Ronald Reagan's presidency signaled a critical period for organized labor, a time when unions began shrinking at a much faster pace and it became more acceptable for businesses to fight off labor organizations.
But what remains in dispute about his legacy is whether the former president's actions triggered a decline in union membership or accelerated a trend that was had already begun.
"It isn't clear whether Reagan set the tone for the '80s and into the '90s, or whether he reflected changes in society," said Charles Craver, a labor law professor at George Washington University Law School and author of Can Unions Survive? The Rejuvenation of the American Labor Movement.
The percentage of the American work force that was unionized peaked in the 1950s at about 35 percent and had fallen to 23 percent by the time Reagan was elected in 1980, according to Craver and the Bureau of Labor Statistics.
During the decades leading up to Reagan's presidency, the number of union members grew - but not as quickly as the work force was expanding.
The culture had started to change, America was becoming more conservative, and employers were becoming more strongly anti-union, Craver said.
An important turning point came in 1981, shortly after Reagan took office, when he fired about 12,000 federal air traffic controllers who went out on strike.
The controllers - represented by one of the few unions that supported Reagan in his bid for presidency, the Professional Air Traffic Controllers' Organization or PATCO - were fired for violating a law that forbids federal workers from striking.
By carrying out his threat to fire the controllers if they did not return to work Reagan not only set limits for public employee unions, but also signaled that it was OK for businesses to play hardball with private sector unions.
'Sent a message'
"The biggest thing that that did was it sent a message to the private employer community that it would be all right to go up against the unions," Craver said. "Whether he intended to do that, I don't know."
After the PATCO strike, the number of union members began to decline.
Only about 12.9 percent of workers belonged to a union last year, according to the most recent numbers available from the Bureau of Labor Statistics.
"Beginning in the '70s you started to have a number of corporations who began to challenge labor, not just at the negotiating table, began to challenge the legitimacy of organized labor," said John Jordan, president of Washington public relations firm Principor Communications and a union organizer for 10 years.
"This really didn't become mainstream acceptable until Reagan broke the PATCO union, and that really opened the floodgates to a major effort on the part of corporate America to essentially beat labor back into a corner to a place where they haven't recovered yet," said Jordan.
The National Air Traffic Controllers Association, which was formed to represent the controllers after PATCO was broken in the strike, declined to comment on Reagan this week other than to offer condolences to his family.
Ironically, Reagan served as president of the Screen Actors Guild from 1947 to 1952 and then again in 1959 for a year.
Some industry experts said the criticism he received during and after the PATCO strike was undeserved.
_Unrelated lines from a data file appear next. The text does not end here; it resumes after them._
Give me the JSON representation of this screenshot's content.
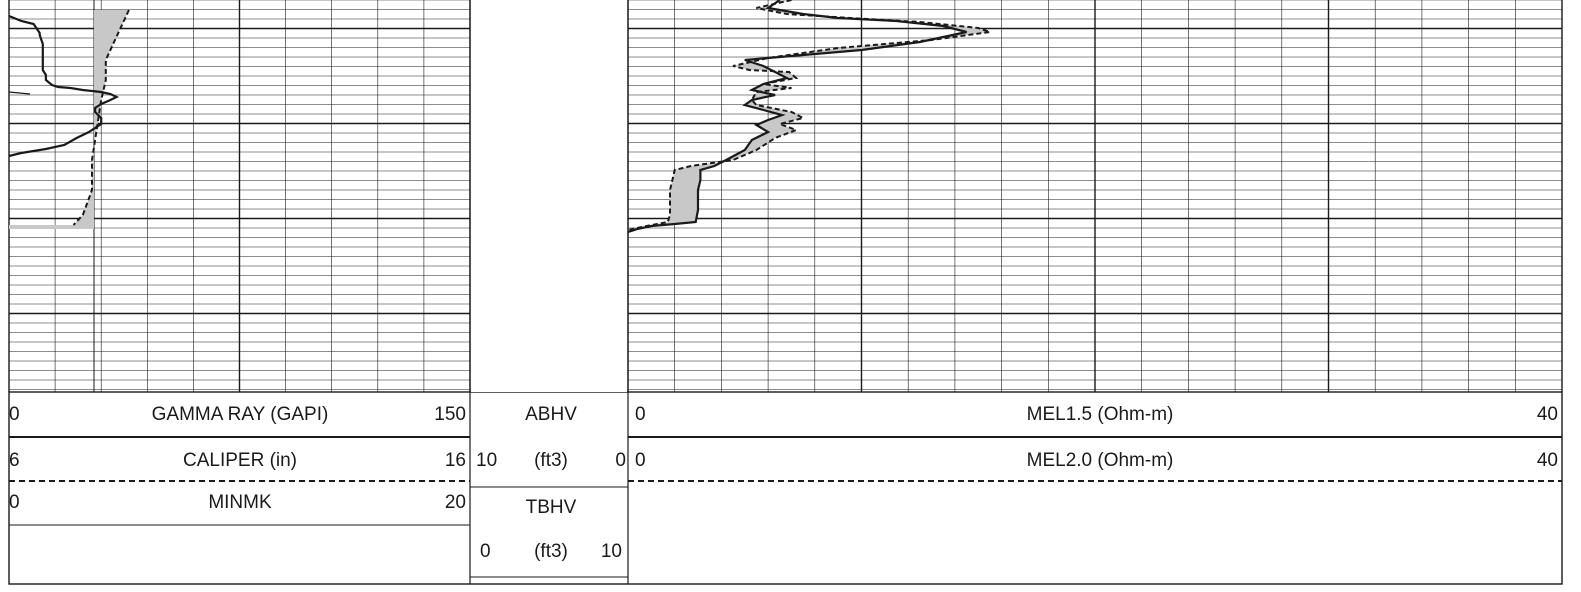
{
  "chart_data": {
    "type": "line",
    "tracks": [
      {
        "name": "track-1",
        "curves": [
          {
            "label": "GAMMA RAY (GAPI)",
            "min": "0",
            "max": "150",
            "style": "solid",
            "values": [
              [
                0,
                16
              ],
              [
                4,
                21
              ],
              [
                8,
                24
              ],
              [
                10,
                33
              ],
              [
                10,
                35
              ],
              [
                11,
                44
              ],
              [
                11,
                70
              ],
              [
                12,
                75
              ],
              [
                12,
                80
              ],
              [
                14,
                85
              ],
              [
                16,
                87
              ],
              [
                20,
                88
              ],
              [
                24,
                90
              ],
              [
                30,
                92
              ],
              [
                33,
                94
              ],
              [
                35,
                97
              ],
              [
                33,
                100
              ],
              [
                30,
                104
              ],
              [
                28,
                108
              ],
              [
                28,
                112
              ],
              [
                30,
                118
              ],
              [
                30,
                124
              ],
              [
                26,
                132
              ],
              [
                22,
                138
              ],
              [
                18,
                145
              ],
              [
                12,
                149
              ],
              [
                4,
                153
              ],
              [
                0,
                156
              ]
            ]
          },
          {
            "label": "CALIPER (in)",
            "min": "6",
            "max": "16",
            "style": "dashed",
            "values": [
              [
                8.6,
                10
              ],
              [
                8.5,
                20
              ],
              [
                8.3,
                40
              ],
              [
                8.1,
                60
              ],
              [
                8.1,
                80
              ],
              [
                8.0,
                100
              ],
              [
                7.9,
                130
              ],
              [
                7.8,
                160
              ],
              [
                7.8,
                190
              ],
              [
                7.6,
                215
              ],
              [
                7.4,
                225
              ]
            ]
          },
          {
            "label": "MINMK",
            "min": "0",
            "max": "20",
            "style": "dashed",
            "values": []
          }
        ]
      },
      {
        "name": "track-2",
        "curves": [
          {
            "label": "ABHV",
            "unit": "(ft3)",
            "min": "10",
            "max": "0",
            "values": []
          },
          {
            "label": "TBHV",
            "unit": "(ft3)",
            "min": "0",
            "max": "10",
            "values": []
          }
        ]
      },
      {
        "name": "track-3",
        "curves": [
          {
            "label": "MEL1.5 (Ohm-m)",
            "min": "0",
            "max": "40",
            "style": "solid",
            "values": [
              [
                6.5,
                0
              ],
              [
                6.0,
                8
              ],
              [
                7.5,
                14
              ],
              [
                9.0,
                18
              ],
              [
                11.5,
                21
              ],
              [
                13.5,
                26
              ],
              [
                14.5,
                32
              ],
              [
                12.5,
                42
              ],
              [
                10.0,
                50
              ],
              [
                7.0,
                56
              ],
              [
                5.0,
                60
              ],
              [
                5.8,
                66
              ],
              [
                6.3,
                72
              ],
              [
                6.8,
                78
              ],
              [
                5.8,
                84
              ],
              [
                5.3,
                90
              ],
              [
                6.3,
                95
              ],
              [
                5.3,
                100
              ],
              [
                5.0,
                105
              ],
              [
                5.8,
                110
              ],
              [
                6.6,
                115
              ],
              [
                6.0,
                120
              ],
              [
                5.5,
                125
              ],
              [
                6.0,
                132
              ],
              [
                5.3,
                140
              ],
              [
                5.0,
                150
              ],
              [
                4.2,
                160
              ],
              [
                3.7,
                166
              ],
              [
                3.1,
                170
              ],
              [
                3.1,
                180
              ],
              [
                3.0,
                190
              ],
              [
                3.0,
                210
              ],
              [
                2.9,
                222
              ],
              [
                2.0,
                224
              ],
              [
                1.0,
                226
              ],
              [
                0.4,
                229
              ],
              [
                0,
                232
              ]
            ]
          },
          {
            "label": "MEL2.0 (Ohm-m)",
            "min": "0",
            "max": "40",
            "style": "dashed",
            "values": [
              [
                7.0,
                0
              ],
              [
                5.5,
                8
              ],
              [
                6.8,
                14
              ],
              [
                9.5,
                18
              ],
              [
                12.5,
                22
              ],
              [
                15.0,
                28
              ],
              [
                15.5,
                32
              ],
              [
                13.0,
                40
              ],
              [
                9.0,
                48
              ],
              [
                6.0,
                58
              ],
              [
                4.5,
                66
              ],
              [
                5.2,
                70
              ],
              [
                6.9,
                72
              ],
              [
                7.2,
                78
              ],
              [
                5.8,
                84
              ],
              [
                7.0,
                88
              ],
              [
                5.5,
                92
              ],
              [
                5.3,
                100
              ],
              [
                5.5,
                105
              ],
              [
                7.0,
                112
              ],
              [
                7.5,
                118
              ],
              [
                6.5,
                124
              ],
              [
                7.2,
                130
              ],
              [
                6.3,
                138
              ],
              [
                5.5,
                150
              ],
              [
                4.5,
                160
              ],
              [
                2.7,
                166
              ],
              [
                2.0,
                170
              ],
              [
                1.9,
                180
              ],
              [
                1.8,
                190
              ],
              [
                1.8,
                215
              ],
              [
                1.7,
                222
              ],
              [
                0.8,
                226
              ],
              [
                0,
                230
              ]
            ]
          }
        ]
      }
    ]
  }
}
Gary Chaison, industrial relations professor at Clark University in Worcester, Mass., said the PATCO incident was a cut-and-dried case of federal employees who challenged the president and said they would strike even though it was illegal.
"You will hear people say that after Ronald Reagan replaced the air traffic controllers, American employers started to replace strikers," Chaison said.
"I have never seen any evidence that decisions by management at private companies replace strikers were a result of Reagan's actions."
Reagan became president at a time when the labor movement had weakened, making him a very easy scapegoat for its problems, Chaison said.
Before Reagan, labor always felt it had an ear in the White House.
But during his administration, labor leaders began to feel marginalized, Chaison said.
"I do think that Reagan showed the labor movement how important it is to have a friend in the White House and how vulnerable the labor movement can be if they have someone who's not a friend," Chaison said, "because there were no labor law reforms passed, the minimum wage laws were not changed, foreign competition grew tremendously and ate away union jobs."
'Stacked' labor board
Reagan also made it much more difficult for workers who wanted to have a union to get one, said Gordon Lafer, an associate professor at the University of Oregon's labor education and research center.
"Reagan stacked the labor board with people who are anti-union," Lafer said. The right to strike became more theoretical and less real, he noted.
While Reagan did appoint members to the National Labor Relations Board who reflected his political views, previous administrations also had appointed board members who shared their ideologies, noted Alan Draper, a professor of government at St. Lawrence University in Canton, N.Y.
Reagan simply took it to a new level, appointing members who were very anti-union, he said.
"The Reagan years accentuated and exaggerated a trend of decline that was already present before Reagan came on the scene," Draper said.